Früher warst du bei der Schandtat dabei.
Und heute zieht es nur an deiner Timeline vorbei.
Nach fast einem Jahrzehnt meldet sich Sichtbeton aus den abgelegenen Winkeln Berlins zurück. Das dritte Album "Prenzlauer Berg" ist dieses Mal in kompletter Eigenregie von Lunte geschrieben und produziert worden. In dem mit zwölf Tracks bestückten Werk beschäftigt er sich hauptsächlich mit den Ecken und Kanten des florierenden Großstadtdschungels.
Wenn so viel Zeit zwischen den Releases verstreicht, ist es logisch, dass sich sowohl vor als auch hinter dem Mic einiges verändern kann. Unsere Hauptstadt – und speziell Orte wie der Prenzlauer Berg – bieten dafür den besten Nährboden. So erging es auch Lunte, in dessen Leben viel passierte. Zwischen unaufhaltsamer Gentrifizierung und den allgemeinen Problemen eines Mittdreißigers, sich selbst zu verwirklichen, erinnert er sich jedoch vor allem an die schönen Erlebnisse, die er in seinem Heimatviertel sammelte. Angeschnitten werden zudem auch alte Liebesbeziehungen oder angeknackste Freundschaften. Lyrisch ist "Prenzlauer Berg" auf einem wirklich hohen Level und die dazu passenden Beats sind im Ganzen sehr ausbalanciert und melodisch. Auch die Hooks harmonieren mit dem eher ruhigen Konzept der Platte. Stilistisch verkörpert sie primär die frühere Marschrichtung des P-Bergs, ungeliebte Themen, auch ohne Blatt vor den Mund zu nehmen, anzusprechen. Wer jedoch denkt, dass "Prenzlauer Berg" deswegen altmodisch klingt, irrt sich. Vielmehr bietet uns Sichtbeton einen überraschend frischen Sound.

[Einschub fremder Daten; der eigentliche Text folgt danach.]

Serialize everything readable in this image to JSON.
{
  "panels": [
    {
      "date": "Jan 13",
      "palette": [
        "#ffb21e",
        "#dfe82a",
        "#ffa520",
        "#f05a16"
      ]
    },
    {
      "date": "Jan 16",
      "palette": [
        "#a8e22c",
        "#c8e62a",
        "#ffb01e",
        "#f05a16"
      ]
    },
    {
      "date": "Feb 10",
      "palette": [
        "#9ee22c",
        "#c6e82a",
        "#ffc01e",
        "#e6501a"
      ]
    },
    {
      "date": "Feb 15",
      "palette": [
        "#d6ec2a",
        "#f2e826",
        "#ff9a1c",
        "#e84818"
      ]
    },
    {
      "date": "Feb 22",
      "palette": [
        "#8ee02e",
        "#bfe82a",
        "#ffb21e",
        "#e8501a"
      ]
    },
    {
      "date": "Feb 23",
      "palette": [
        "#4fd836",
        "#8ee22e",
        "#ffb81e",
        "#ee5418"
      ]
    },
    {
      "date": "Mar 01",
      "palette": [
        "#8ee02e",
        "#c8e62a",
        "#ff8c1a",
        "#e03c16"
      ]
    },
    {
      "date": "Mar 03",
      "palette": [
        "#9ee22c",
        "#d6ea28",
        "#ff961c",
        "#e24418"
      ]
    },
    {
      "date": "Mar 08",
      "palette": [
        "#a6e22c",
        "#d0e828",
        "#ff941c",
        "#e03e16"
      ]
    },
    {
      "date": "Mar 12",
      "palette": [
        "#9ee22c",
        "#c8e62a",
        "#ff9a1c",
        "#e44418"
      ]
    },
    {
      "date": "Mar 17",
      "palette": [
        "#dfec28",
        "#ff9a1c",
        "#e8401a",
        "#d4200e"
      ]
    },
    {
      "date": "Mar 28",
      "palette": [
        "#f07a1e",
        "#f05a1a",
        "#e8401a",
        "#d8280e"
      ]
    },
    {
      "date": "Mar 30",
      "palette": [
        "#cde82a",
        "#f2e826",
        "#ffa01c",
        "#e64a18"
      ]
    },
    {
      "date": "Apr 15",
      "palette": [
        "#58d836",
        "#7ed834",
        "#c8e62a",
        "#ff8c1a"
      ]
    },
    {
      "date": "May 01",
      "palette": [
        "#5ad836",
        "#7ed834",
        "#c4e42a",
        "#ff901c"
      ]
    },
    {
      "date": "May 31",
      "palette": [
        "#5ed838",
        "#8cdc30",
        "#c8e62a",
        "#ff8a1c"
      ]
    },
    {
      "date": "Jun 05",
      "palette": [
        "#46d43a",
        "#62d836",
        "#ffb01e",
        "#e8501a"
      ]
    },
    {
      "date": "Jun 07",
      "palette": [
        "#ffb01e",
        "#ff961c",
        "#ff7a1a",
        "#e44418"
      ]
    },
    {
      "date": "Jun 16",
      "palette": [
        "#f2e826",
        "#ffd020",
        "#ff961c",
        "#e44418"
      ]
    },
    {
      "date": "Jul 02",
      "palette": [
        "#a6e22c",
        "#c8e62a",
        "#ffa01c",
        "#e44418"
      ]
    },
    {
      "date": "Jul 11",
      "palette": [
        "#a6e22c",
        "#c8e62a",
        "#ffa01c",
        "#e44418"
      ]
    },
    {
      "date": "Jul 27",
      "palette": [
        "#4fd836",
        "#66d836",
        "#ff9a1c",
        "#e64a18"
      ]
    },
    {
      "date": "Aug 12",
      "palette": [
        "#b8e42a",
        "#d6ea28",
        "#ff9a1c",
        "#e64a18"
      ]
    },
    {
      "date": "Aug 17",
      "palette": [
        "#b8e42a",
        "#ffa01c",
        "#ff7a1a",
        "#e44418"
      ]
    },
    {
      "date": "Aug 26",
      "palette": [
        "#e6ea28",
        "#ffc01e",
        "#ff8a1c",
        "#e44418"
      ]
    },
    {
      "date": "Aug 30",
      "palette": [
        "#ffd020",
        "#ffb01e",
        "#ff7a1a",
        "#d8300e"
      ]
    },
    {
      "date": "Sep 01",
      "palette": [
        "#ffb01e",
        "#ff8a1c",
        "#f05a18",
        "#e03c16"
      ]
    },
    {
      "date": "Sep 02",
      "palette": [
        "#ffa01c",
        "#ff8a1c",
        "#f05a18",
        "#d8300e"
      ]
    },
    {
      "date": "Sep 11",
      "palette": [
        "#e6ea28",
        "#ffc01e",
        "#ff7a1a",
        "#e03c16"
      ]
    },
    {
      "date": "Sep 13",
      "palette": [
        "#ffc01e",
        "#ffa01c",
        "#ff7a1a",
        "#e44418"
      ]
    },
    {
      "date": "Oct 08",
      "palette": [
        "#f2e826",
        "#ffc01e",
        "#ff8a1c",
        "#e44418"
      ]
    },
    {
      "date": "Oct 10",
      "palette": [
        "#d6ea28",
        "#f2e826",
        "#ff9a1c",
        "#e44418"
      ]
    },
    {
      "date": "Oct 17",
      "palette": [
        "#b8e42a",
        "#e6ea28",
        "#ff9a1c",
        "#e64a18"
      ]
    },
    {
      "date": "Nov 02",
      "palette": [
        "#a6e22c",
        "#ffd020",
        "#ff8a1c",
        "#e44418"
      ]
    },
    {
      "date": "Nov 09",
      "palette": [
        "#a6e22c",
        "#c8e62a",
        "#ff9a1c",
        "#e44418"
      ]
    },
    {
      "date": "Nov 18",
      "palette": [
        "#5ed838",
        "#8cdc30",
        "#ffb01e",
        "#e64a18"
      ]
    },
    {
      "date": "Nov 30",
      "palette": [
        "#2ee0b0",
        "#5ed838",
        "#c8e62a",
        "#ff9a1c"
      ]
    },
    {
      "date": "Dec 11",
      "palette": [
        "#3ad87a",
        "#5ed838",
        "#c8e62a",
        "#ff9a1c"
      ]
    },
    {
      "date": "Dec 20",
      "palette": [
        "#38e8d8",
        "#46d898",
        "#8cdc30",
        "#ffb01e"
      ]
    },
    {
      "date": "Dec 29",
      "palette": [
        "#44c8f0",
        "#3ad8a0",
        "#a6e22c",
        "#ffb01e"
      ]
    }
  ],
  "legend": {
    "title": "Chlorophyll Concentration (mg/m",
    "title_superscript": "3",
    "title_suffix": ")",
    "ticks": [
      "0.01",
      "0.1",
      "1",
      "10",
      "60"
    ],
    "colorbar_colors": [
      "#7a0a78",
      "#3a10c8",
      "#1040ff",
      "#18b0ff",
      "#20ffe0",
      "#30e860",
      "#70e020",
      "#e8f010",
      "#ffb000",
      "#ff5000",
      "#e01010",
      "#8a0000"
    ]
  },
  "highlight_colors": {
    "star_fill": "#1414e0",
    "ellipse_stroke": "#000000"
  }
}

Der Charme liegt vor allem im nostalgischen Teil der LP: Dieser ist reflektiert und überzeugt letztendlich durch seine unheimlich ausgewogene Art, Dinge mit Abstand zu betrachten. Somit liefert Lunte nicht nur gute Unterhaltung, sondern bereichert den Hörer auch mit vielen anschaulichen Anekdoten. Wer also bereits mit Sichtbeton Kontakt hatte, wird von diesem Werk nicht enttäuscht sein.